En efecto, yo me explico, aunque no disculpo, esta picara vanidad. ¡Es tan distinguido, tan aristocrático, tener una linda mano! Hasta se me figura, a veces, que tiene algo de simbólico. La mano es el instrumento de nuestras obras, el signo de nuestra nobleza, el medio por donde la inteligencia reviste de forma sus pensamientos artísticos, y da ser a las creaciones de la voluntad, y ejerce el imperio que Dios concedió al hombre sobre todas las criaturas. Una mano ruda, nerviosa, fuerte, tal vez callosa, de un trabajador, de un obrero, demuestra noblemente ese imperio; pero en lo que tiene de más violento y mecánico. En cambio, las manos de esta Pepita, que parecen casi diáfanas como el alabastro, si bien con leves tintas rosadas, donde uno cree ver circular la sangre pura y sutil, que da a sus venas un ligero viso azul; estas manos, digo, de dedos afilados y de sin par corrección de dibujo, parecen el símbolo del imperio mágico, del dominio misterioso que tiene y ejerce el espíritu humano, sin fuerza material, sobre todas las cosas visibles que han sido inmediatamente creadas por Dios, y que por medio del hombre, Dios completa y mejora. Imposible parece que el que tiene manos como Pepita tenga pensamiento impuro, ni idea grosera, ni proyecto ruin que esté en discordancia con las limpias manos que deben ejecutarle».



Un texto como éste parece el más adecuado para cerrar, efectista y sonoramente si se quiere, la excursión literaria que por el dominio de las manos se ha venido realizando. Que Valera pensara realmente todo lo que de las manos hace decir a su Vargas, o que se limitase a manejar uno de esos efectos de ironía, tan suyos, por virtud del cual acomodó a la estimativa y lenguaje del seminarista unos determinados tópicos y resortes retóricos sobre el tema de la dignidad y belleza de las manos, no tiene demasiada importancia.

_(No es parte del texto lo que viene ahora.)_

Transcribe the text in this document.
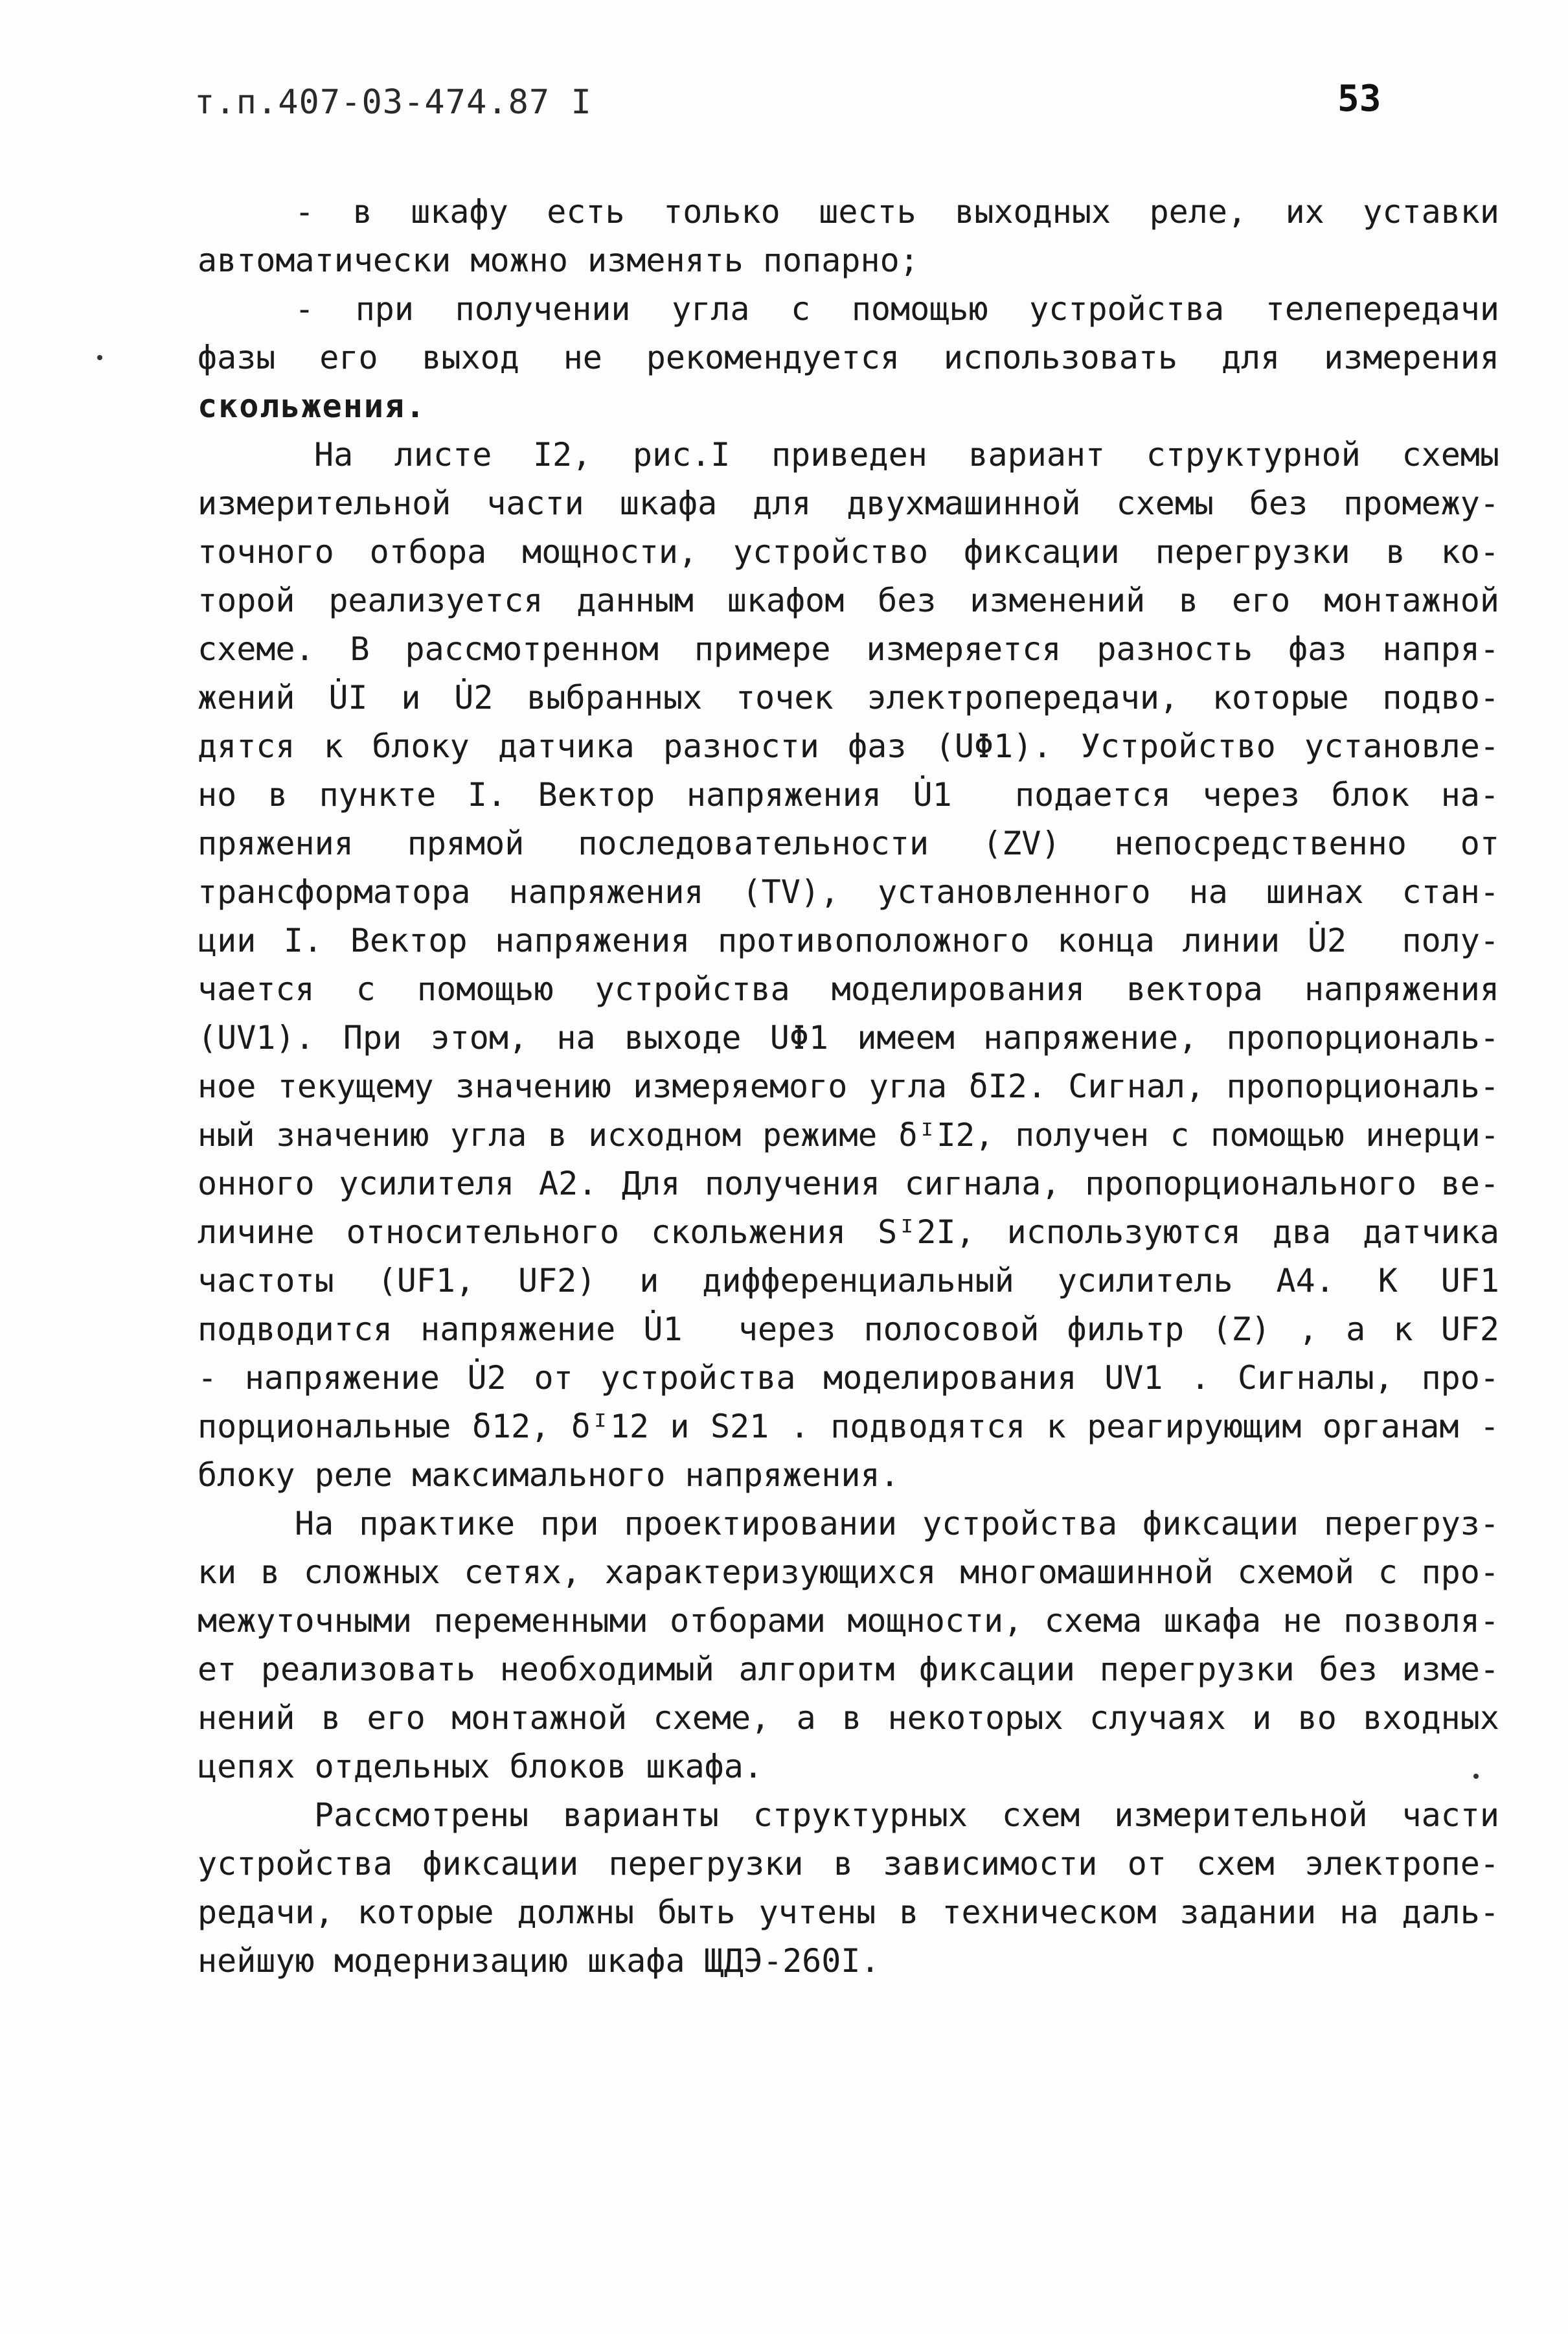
т.п.407-03-474.87 I	53
- в шкафу есть только шесть выходных реле, их уставки
автоматически можно изменять попарно;
- при получении угла с помощью устройства телепередачи
фазы его выход не рекомендуется использовать для измерения
скольжения.
На листе I2, рис.I приведен вариант структурной схемы
измерительной части шкафа для двухмашинной схемы без промежу-
точного отбора мощности, устройство фиксации перегрузки в ко-
торой реализуется данным шкафом без изменений в его монтажной
схеме. В рассмотренном примере измеряется разность фаз напря-
жений U̇I и U̇2 выбранных точек электропередачи, которые подво-
дятся к блоку датчика разности фаз (UΦ1). Устройство установле-
но в пункте I. Вектор напряжения U̇1  подается через блок на-
пряжения прямой последовательности (ZV) непосредственно от
трансформатора напряжения (TV), установленного на шинах стан-
ции I. Вектор напряжения противоположного конца линии U̇2  полу-
чается с помощью устройства моделирования вектора напряжения
(UV1). При этом, на выходе UΦ1 имеем напряжение, пропорциональ-
ное текущему значению измеряемого угла δI2. Сигнал, пропорциональ-
ный значению угла в исходном режиме δᴵI2, получен с помощью инерци-
онного усилителя А2. Для получения сигнала, пропорционального ве-
личине относительного скольжения Sᴵ2I, используются два датчика
частоты (UF1, UF2) и дифференциальный усилитель А4. К UF1
подводится напряжение U̇1  через полосовой фильтр (Z) , а к UF2
- напряжение U̇2 от устройства моделирования UV1 . Сигналы, про-
порциональные δ12, δᴵ12 и S21 . подводятся к реагирующим органам -
блоку реле максимального напряжения.
На практике при проектировании устройства фиксации перегруз-
ки в сложных сетях, характеризующихся многомашинной схемой с про-
межуточными переменными отборами мощности, схема шкафа не позволя-
ет реализовать необходимый алгоритм фиксации перегрузки без изме-
нений в его монтажной схеме, а в некоторых случаях и во входных
цепях отдельных блоков шкафа.
Рассмотрены варианты структурных схем измерительной части
устройства фиксации перегрузки в зависимости от схем электропе-
редачи, которые должны быть учтены в техническом задании на даль-
нейшую модернизацию шкафа ЩДЭ-260I.
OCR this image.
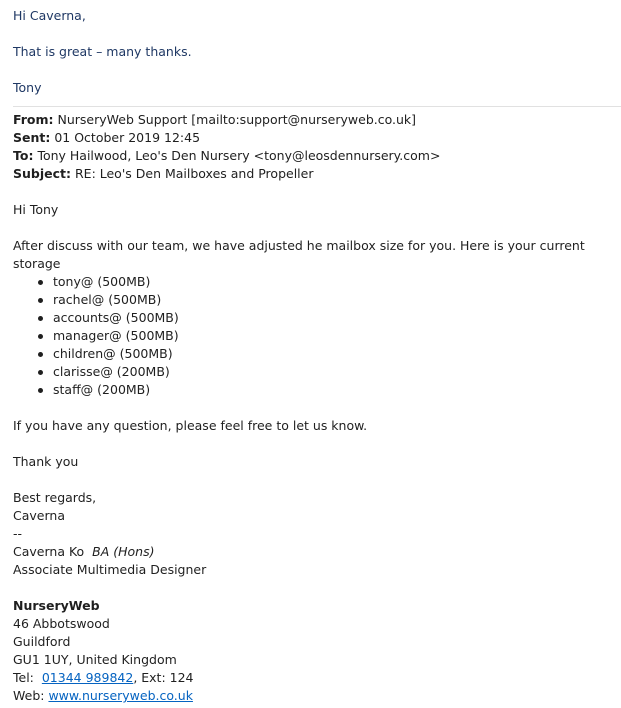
Hi Caverna,

That is great – many thanks.

Tony

From: NurseryWeb Support [mailto:support@nurseryweb.co.uk]

Sent: 01 October 2019 12:45

To: Tony Hailwood, Leo's Den Nursery <tony@leosdennursery.com>

Subject: RE: Leo's Den Mailboxes and Propeller

Hi Tony

After discuss with our team, we have adjusted he mailbox size for you. Here is your current storage

tony@ (500MB)
rachel@ (500MB)
accounts@ (500MB)
manager@ (500MB)
children@ (500MB)
clarisse@ (200MB)
staff@ (200MB)

If you have any question, please feel free to let us know.

Thank you

Best regards,

Caverna

--

Caverna Ko BA (Hons)

Associate Multimedia Designer

NurseryWeb

46 Abbotswood

Guildford

GU1 1UY, United Kingdom

Tel: 01344 989842, Ext: 124

Web: www.nurseryweb.co.uk
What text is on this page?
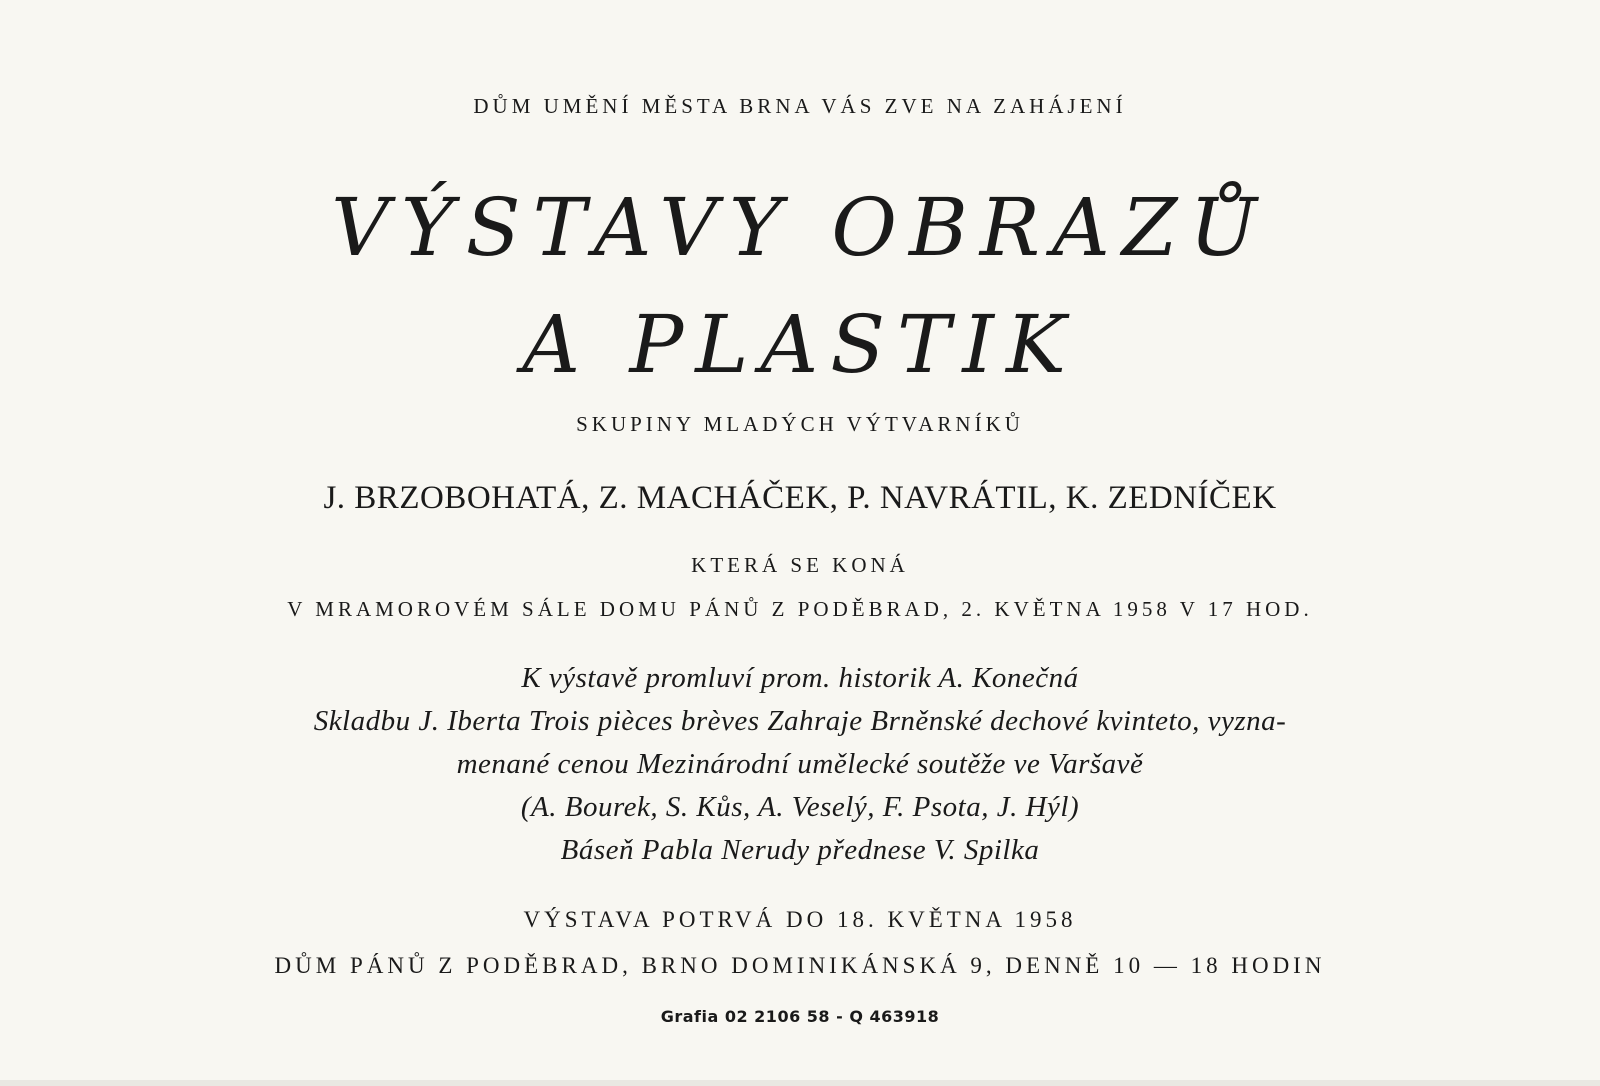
DŮM UMĚNÍ MĚSTA BRNA VÁS ZVE NA ZAHÁJENÍ
VÝSTAVY OBRAZŮ
A PLASTIK
SKUPINY MLADÝCH VÝTVARNÍKŮ
J. BRZOBOHATÁ, Z. MACHÁČEK, P. NAVRÁTIL, K. ZEDNÍČEK
KTERÁ SE KONÁ
V MRAMOROVÉM SÁLE DOMU PÁNŮ Z PODĚBRAD, 2. KVĚTNA 1958 V 17 HOD.
K výstavě promluví prom. historik A. Konečná
Skladbu J. Iberta Trois pièces brèves Zahraje Brněnské dechové kvinteto, vyzna-
menané cenou Mezinárodní umělecké soutěže ve Varšavě
(A. Bourek, S. Kůs, A. Veselý, F. Psota, J. Hýl)
Báseň Pabla Nerudy přednese V. Spilka
VÝSTAVA POTRVÁ DO 18. KVĚTNA 1958
DŮM PÁNŮ Z PODĚBRAD, BRNO DOMINIKÁNSKÁ 9, DENNĚ 10 — 18 HODIN
Grafia 02 2106 58 - Q 463918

Sí la tiene el resultado, es decir, la descripción, comparada con todas las anteriores de que se ha hecho mención en estas páginas.

Se diría incluso que, por paradójico que pueda resultar, un escritor laico como Valera consigue -bien es verdad que a través del decir de un seminarista- una imagen glorificada de las manos como atributo del «imperio que Dios concedió al hombre sobre todas las criaturas», superior a la del jesuita Gracián: el cual a la hora de ponderar las excelencias de esa parte de la humana anatomía, se sirvió de términos tan precisos como fríamente intelectuales.

Frente a las engañadoras manos de Juan Ruiz, o las sucias de Guevara, o las muy mentalizadas de Gracián, o la increíble mano óptica de Saavedra Fajardo, estas manos de Pepita Jiménez se enlazan más bien con la nervuda y fuerte, de bello diseño estatuario, de D. Quijote. Manos simple y bellamente humanas, tras las que se percibe el esfuerzo heroico o el «imperio mágico» del espíritu, de la belleza femenina. Vargas se anega en un puro, ideal y muy literario neoplatonismo a la hora de encarecer todo aquello que él cree percibir tras el delicado diseño de las manos femeninas.

De nuevo éstas han recobrado -como en el caso de D. Quijote- la textura, el tacto, el calor, la palpitación de lo humano; diferenciándose así de las mentales manos evocadas por Gracián o -más aún- por Saavedra Fajardo.

Desde los juegos de manos de Juan Ruiz hemos llegado al mágico recinto de la belleza, significada en las manos de Pepita Jiménez, pasando por otras muy dispares variantes del tema. La conjunta consideración de las mismas vendría tal vez a proporcionar la esperable, inevitable imagen de una expresión del hombre, de lo humano, en la que, como de costumbre, lo bajo y lo noble, lo miserable y lo espiritual se reparten las voces y se intercambian los papeles.